HP to buy Palm: Now the hard part
This is either the end of Palm, or the restart it always needed. Either way, it’s probably the iconic brand’s last chance for survival – and Hewlett-Packard’s best chance for mobile relevance.
When HP (HPQ) announced Wednesday that it’s buying Palm (PALM) for $1.2 billion, we began the latest chapter in a tortured tale. Palm has been bought (U.S. Robotics, 3Com), split up (into software and hardware units) and spun out (as two public companies) more times than many of us care to count.
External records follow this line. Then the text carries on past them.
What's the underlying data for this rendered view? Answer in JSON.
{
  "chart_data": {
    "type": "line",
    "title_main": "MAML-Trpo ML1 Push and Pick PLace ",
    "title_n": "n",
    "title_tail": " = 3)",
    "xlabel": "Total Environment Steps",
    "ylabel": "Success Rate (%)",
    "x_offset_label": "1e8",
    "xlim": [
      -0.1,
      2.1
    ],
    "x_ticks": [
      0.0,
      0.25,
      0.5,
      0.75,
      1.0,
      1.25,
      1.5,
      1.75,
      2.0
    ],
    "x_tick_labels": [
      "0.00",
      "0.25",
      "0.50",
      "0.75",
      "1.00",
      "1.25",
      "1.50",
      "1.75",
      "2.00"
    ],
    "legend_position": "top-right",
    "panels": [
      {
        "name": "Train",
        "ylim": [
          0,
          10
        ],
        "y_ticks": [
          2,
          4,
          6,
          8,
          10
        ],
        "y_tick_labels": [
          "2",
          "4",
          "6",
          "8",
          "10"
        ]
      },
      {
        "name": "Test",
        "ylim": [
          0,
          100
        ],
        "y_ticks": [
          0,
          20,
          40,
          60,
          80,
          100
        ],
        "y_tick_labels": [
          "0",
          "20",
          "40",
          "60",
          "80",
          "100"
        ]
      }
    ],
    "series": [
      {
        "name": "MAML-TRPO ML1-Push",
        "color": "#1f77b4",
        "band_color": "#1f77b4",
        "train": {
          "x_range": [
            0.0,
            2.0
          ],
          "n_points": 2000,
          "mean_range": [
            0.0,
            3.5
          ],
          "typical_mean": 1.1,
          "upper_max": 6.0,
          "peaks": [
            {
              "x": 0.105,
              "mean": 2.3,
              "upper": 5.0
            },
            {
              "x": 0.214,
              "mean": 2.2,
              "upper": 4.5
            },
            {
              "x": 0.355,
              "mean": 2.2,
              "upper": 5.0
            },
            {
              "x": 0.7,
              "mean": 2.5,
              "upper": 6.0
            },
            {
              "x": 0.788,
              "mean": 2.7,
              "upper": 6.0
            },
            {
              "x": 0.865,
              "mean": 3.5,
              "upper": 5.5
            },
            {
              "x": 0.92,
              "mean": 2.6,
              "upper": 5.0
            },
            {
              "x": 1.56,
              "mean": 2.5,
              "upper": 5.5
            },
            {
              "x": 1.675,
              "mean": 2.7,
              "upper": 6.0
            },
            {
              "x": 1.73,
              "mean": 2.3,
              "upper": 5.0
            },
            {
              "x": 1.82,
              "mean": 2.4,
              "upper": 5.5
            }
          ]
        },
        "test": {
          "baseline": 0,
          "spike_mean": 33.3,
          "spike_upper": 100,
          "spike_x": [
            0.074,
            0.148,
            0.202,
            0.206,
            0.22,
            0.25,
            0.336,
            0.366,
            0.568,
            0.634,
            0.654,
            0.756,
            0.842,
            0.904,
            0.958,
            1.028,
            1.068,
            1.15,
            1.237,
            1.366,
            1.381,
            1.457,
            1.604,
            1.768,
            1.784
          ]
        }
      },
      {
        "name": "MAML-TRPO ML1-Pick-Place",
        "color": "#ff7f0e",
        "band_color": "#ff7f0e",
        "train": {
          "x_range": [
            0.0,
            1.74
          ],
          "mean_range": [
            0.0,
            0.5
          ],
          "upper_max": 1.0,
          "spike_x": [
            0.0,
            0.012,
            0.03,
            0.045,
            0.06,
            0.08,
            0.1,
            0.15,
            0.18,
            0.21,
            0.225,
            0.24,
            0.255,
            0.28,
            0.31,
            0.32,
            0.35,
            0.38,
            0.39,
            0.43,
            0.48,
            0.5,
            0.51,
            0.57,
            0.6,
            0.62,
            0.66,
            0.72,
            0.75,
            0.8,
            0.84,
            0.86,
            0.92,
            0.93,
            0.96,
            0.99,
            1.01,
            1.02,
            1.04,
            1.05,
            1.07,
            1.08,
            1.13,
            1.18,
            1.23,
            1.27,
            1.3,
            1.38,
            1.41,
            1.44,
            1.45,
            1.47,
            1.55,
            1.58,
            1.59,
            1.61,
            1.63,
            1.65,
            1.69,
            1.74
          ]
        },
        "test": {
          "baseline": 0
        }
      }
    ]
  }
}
Sometime soon – before HP’s fiscal third quarter ends in July, executives hope – Palm will belong to HP the largest company in Silicon Valley. (Regulators must approve this deal and shareholders might press HP for a bit more money, but some kind of deal is a no-brainer.) What next? At HP, Palm might struggle to distinguish itself within a juggernaut that unabashedly invests in enterprise software and services, and until now has treated smartphones as an afterthought. Or, bolstered by HP’s unmatched scale and resources, Palm’s well-respected webOS phone software might finally find lasting commercial success.
The Bradley factor
The outcome depends on the leadership of one Todd Bradley, executive vice president of the HP Personal Systems Group. Fortunately for HP, Bradley is intimately familiar with this new project. Before HP CEO Mark Hurd personally recruited him four years ago to resurrect HP’s PC business, Bradley was CEO of Palm.
Of course, that was an eternity ago in Silicon Valley time – before Apple’s (AAPL) iPhone and Google’s (GOOG) Android operating system existed, and before both turned mobile app stores into one of the hottest areas in tech.
When Bradley last ran Palm, the main business challenges were logistics and distribution – getting phones built profitably and sold widely enough to make an impact. Bradley deftly trimmed the product portfolio, managed component costs and streamlined inventories. Back then, his most worrisome rivals were Microsoft (MSFT) and Research in Motion (RIMM), both of which catered to corporate users. He basically had the consumer market to himself.
A different world
Now, Apple’s iPhone and Google’s Android OS have struck a chord with consumers and software developers, selling tens of millions of devices and taking mobile computing mainstream. They have the momentum. This time around, Bradley’s challenge is more fundamental: Can he redesign Palm’s phones, win over consumers, and lure app developers? Or, more bluntly – can HP succeed where Palm failed alone?
Financially, this deal is solid. The $1.2 billion purchase price is just over 1x Palm’s annual revenue (though sales are dropping), and investors can be sure HP will swiftly slash non-engineering costs and use its scale to get components at the lowest prices possible.
But the money is just one part of the picture. To have any hope of making this acquisition truly worthwhile, Bradley will have to untangle HP’s mobile software strategy. Today, HP’s small portfolio of iPAQ business smartphones and handhelds runs Microsoft’s Windows Mobile OS. Its soon-to-launch HP tablet computer runs Windows 7. Its DreamScreen digital picture frames run a homegrown flavor of Linux, and its netbooks come in both Windows 7 and Linux varieties. And its high-end calculators run another OS. Compare that to Apple, whose iPhones, iPads and iPod touches all run the same OS, and use the same app store.
When I spoke with HP strategy and technology chief Shane Robison just after the acquisition announcement, he was non-committal about the mobile software strategy. And one developer I contacted was hopeful about Palm’s future with HP.